The North wants what it's always wanted. It wants the US to stop its regime change operations, honor its obligations under the 1994 Agreed Framework, and sign a non-aggression pact. That's all they want, an end to the constant hectoring, lecturing and interference. Is that too much to ask? Here's how Jimmy Carter summed it up in a Washington Post op-ed (November 24, 2010):
"Pyongyang has sent a consistent message that during direct talks with the United States, it is ready to conclude an agreement to end its nuclear programs, put them all under IAEA inspection and conclude a permanent peace treaty to replace the 'temporary' cease-fire of 1953. We should consider responding to this offer.

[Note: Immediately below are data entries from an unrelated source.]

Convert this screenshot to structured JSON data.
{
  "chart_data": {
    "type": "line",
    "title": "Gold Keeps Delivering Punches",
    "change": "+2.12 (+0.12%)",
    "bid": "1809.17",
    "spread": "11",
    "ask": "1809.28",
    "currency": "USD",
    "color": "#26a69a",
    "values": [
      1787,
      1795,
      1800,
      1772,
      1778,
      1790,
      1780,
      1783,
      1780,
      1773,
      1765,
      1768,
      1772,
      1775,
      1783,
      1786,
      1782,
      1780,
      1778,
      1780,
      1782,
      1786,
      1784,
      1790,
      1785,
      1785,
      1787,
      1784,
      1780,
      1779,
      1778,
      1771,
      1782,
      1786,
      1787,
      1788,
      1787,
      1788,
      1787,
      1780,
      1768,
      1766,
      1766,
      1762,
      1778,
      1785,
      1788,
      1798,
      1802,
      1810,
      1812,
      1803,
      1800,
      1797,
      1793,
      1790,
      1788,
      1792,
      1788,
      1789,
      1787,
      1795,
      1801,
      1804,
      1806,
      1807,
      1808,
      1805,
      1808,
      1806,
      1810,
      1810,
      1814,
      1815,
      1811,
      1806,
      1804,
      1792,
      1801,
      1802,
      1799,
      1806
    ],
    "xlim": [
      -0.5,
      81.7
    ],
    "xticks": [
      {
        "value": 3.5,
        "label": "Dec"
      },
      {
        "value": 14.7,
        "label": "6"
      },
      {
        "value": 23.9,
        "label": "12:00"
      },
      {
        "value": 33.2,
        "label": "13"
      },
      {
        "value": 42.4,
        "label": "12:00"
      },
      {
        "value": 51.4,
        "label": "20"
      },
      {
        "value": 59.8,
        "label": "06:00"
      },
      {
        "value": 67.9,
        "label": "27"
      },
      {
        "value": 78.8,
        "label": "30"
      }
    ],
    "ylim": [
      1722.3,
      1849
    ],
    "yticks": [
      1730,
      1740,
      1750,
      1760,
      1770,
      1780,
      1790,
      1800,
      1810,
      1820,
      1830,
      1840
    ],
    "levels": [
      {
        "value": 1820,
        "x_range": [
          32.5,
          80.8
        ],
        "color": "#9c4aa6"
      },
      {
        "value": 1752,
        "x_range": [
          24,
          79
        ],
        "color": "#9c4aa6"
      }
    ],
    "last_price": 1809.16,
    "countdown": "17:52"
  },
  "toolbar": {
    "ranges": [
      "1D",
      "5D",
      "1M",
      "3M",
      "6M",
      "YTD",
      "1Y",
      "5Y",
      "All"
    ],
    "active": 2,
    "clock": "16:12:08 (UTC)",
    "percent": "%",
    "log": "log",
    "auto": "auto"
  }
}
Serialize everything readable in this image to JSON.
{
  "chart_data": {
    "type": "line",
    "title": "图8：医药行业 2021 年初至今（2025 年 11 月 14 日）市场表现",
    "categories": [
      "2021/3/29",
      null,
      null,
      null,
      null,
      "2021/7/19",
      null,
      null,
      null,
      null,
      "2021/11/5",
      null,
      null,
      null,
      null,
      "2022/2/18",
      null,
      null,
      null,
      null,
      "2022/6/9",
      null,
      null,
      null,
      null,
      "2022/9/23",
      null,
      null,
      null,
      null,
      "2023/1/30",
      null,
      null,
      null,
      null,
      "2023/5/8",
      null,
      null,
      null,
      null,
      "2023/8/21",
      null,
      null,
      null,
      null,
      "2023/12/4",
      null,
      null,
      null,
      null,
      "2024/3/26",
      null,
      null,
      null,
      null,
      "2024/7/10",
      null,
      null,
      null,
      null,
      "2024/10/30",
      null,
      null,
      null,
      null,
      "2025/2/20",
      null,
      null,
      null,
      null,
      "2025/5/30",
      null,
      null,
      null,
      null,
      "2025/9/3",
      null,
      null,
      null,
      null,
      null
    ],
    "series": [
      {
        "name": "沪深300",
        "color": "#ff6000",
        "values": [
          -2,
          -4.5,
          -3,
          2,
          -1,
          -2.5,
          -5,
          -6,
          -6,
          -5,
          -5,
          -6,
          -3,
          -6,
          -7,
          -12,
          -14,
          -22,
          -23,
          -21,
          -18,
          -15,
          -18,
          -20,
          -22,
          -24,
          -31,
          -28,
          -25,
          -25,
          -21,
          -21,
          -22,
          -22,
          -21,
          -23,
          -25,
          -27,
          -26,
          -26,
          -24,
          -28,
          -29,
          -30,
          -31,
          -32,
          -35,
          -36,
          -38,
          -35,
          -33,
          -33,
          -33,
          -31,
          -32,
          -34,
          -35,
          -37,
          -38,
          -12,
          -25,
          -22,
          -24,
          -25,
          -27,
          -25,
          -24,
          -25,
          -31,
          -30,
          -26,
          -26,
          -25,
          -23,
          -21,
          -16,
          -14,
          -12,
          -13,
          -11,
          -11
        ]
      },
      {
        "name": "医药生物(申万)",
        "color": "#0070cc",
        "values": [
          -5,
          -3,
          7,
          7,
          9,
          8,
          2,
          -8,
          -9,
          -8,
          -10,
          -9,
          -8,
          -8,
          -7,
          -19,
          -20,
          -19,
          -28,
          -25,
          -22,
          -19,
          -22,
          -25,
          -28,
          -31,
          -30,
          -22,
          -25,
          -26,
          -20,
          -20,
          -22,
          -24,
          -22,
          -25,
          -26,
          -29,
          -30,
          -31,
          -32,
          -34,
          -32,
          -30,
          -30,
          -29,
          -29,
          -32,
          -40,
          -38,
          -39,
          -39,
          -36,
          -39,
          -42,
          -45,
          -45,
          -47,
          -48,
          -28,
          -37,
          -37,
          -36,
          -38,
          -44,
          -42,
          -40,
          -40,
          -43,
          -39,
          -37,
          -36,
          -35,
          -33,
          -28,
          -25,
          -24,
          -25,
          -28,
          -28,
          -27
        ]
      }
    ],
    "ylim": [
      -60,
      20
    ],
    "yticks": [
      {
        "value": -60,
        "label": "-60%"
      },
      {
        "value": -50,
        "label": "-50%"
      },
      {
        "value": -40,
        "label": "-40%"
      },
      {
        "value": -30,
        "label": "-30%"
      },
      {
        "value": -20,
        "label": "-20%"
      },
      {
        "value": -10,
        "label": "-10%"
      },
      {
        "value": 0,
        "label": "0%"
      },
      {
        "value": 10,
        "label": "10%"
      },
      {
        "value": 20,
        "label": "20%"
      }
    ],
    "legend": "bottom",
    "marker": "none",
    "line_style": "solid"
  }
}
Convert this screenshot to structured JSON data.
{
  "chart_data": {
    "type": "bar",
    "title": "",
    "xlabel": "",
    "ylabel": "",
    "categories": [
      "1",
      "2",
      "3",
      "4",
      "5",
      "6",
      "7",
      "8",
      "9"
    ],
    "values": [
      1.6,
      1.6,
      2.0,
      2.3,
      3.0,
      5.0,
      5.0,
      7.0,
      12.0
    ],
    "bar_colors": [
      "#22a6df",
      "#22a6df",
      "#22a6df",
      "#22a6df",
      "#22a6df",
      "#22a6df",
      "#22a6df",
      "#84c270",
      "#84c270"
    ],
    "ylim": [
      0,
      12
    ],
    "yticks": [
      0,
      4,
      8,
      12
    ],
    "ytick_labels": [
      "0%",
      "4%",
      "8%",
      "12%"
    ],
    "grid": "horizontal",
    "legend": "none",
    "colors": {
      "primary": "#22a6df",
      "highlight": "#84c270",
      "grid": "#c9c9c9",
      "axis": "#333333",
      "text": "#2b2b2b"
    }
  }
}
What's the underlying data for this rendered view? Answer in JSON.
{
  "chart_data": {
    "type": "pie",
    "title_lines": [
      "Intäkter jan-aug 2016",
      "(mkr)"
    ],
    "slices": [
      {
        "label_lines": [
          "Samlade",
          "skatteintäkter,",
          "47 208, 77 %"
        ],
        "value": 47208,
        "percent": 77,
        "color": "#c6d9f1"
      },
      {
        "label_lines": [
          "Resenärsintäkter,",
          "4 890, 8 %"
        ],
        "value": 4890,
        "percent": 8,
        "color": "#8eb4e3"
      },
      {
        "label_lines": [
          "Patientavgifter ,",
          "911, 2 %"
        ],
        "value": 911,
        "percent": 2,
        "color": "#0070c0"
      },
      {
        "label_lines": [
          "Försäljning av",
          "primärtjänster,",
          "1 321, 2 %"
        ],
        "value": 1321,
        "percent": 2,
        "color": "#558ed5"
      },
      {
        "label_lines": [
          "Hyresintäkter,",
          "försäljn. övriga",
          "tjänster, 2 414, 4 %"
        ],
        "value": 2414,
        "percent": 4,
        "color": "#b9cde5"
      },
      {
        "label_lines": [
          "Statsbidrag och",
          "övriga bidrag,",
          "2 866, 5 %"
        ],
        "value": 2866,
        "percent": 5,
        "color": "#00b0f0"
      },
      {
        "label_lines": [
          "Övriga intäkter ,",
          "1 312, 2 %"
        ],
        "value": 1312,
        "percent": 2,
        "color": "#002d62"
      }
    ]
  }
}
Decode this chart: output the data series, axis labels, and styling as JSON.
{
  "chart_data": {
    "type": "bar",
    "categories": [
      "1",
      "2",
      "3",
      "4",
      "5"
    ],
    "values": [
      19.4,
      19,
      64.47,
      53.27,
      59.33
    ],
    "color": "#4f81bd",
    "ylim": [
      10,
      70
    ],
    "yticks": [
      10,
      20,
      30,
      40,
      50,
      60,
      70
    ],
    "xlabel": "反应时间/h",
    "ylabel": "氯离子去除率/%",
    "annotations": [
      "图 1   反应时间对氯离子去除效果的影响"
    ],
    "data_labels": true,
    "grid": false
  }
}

The unfortunate alternative is for North Koreans to take whatever actions they consider necessary to defend themselves from what they claim to fear most: a military attack supported by the United States, along with efforts to change the political regime." ("North Korea's consistent message to the U.S.," President Jimmy Carter, Washington Post)
There it is in black and white. The US can end the conflict today by just meeting its obligations under the terms of the Agreed Framework and by agreeing that it will not attack North Korea in the future. The path to nuclear disarmament has never been easier, but the chances of Obama taking that road are slim at best.